Easy enough to get dewy-eyed and nostalgic, thinking back, “Well, things were different in those days.” Easy enough to forget how the nation was still recovering from a huge recession and the unemployment rate still high. People had suffered, were suffering.

Let’s go to another verse from the Bible, this too from the Apostle Paul. “More than that,” he wrote, “we rejoice in our sufferings, knowing that suffering produces endurance…” (Romans 5:3).

Wow. Think about that. It boggles the mind. Suffering can be an opportunity for growth, spiritual and mental. Especially when we look at it with rejoicing. Trusting in God, learning how to hope when hope seems so hard to find.

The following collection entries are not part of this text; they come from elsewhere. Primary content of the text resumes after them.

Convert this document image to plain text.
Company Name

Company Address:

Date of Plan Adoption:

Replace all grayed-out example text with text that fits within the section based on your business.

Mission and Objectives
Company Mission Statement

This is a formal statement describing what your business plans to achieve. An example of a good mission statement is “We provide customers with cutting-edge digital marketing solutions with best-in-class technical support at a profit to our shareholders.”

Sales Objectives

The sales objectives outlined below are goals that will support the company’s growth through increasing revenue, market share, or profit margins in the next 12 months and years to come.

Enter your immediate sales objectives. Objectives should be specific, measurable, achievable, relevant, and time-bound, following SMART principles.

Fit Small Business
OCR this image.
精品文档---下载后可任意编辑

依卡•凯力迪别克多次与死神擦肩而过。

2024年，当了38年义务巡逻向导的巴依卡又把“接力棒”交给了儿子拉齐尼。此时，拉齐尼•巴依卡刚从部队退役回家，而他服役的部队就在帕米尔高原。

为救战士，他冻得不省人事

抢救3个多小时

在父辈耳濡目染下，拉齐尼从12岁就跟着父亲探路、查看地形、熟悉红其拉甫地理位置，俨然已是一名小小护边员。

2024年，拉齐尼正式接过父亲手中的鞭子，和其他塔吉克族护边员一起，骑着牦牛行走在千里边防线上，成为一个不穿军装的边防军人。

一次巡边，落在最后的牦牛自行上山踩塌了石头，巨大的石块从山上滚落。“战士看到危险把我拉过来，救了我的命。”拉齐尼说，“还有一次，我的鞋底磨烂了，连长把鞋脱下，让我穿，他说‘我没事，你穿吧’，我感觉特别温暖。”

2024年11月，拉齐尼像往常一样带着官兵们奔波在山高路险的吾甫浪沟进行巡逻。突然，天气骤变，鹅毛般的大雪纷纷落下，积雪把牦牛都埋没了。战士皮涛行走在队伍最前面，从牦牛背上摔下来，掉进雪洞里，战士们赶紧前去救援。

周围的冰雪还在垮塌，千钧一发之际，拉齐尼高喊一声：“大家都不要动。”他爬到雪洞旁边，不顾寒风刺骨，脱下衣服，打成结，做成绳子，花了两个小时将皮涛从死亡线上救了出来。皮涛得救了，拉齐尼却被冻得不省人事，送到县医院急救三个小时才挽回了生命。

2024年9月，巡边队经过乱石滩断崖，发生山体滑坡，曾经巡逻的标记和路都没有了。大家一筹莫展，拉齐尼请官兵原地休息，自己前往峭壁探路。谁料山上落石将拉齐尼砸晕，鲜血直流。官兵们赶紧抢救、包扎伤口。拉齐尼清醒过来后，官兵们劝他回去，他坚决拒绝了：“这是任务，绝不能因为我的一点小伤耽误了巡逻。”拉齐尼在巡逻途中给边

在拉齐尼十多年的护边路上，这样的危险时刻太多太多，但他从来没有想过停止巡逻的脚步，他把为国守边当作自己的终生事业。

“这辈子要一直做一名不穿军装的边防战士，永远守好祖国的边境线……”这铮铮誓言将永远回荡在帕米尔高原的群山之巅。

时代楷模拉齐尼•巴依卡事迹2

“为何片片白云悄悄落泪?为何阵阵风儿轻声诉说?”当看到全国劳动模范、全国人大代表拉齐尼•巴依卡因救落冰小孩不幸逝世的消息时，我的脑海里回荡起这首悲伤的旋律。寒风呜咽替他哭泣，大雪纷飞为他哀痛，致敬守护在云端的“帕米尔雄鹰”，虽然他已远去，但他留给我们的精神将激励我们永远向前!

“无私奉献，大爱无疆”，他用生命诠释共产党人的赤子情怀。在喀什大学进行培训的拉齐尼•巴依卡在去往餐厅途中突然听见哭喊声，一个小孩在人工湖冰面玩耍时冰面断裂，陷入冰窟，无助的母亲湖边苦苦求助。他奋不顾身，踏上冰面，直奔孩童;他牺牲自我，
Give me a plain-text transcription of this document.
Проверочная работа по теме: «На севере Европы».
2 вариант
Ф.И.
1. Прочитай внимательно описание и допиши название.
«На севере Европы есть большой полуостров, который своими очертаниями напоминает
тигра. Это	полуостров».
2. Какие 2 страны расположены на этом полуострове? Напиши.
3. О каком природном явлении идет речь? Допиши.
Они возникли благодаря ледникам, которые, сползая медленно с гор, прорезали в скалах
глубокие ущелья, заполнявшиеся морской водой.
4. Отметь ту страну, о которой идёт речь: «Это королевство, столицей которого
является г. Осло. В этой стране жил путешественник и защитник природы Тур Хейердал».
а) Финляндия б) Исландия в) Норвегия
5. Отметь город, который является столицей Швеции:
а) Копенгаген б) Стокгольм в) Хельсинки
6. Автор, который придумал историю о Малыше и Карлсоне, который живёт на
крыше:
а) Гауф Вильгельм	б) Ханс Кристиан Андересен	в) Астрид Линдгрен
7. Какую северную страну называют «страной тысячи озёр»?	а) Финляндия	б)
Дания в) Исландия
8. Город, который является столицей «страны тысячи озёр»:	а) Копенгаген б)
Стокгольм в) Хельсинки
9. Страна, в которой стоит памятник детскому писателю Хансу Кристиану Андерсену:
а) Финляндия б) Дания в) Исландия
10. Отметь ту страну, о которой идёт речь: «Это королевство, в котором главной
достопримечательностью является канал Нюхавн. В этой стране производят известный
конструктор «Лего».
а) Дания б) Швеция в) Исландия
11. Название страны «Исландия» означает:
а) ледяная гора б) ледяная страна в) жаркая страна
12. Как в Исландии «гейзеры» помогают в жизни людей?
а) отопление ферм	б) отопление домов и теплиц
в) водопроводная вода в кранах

Our friend Debbie Macomber always chooses a word for the year. A different one every year. For the first time ever, I’m going to mimic her practice. And make my word, “Rejoice.” Asking God to help me see and find what there is to rejoice in

Even write it down. Debbie does that, too. Keeping a journal of thankfulness, recording at least five items in it every day. Now there’s a great prayer practice.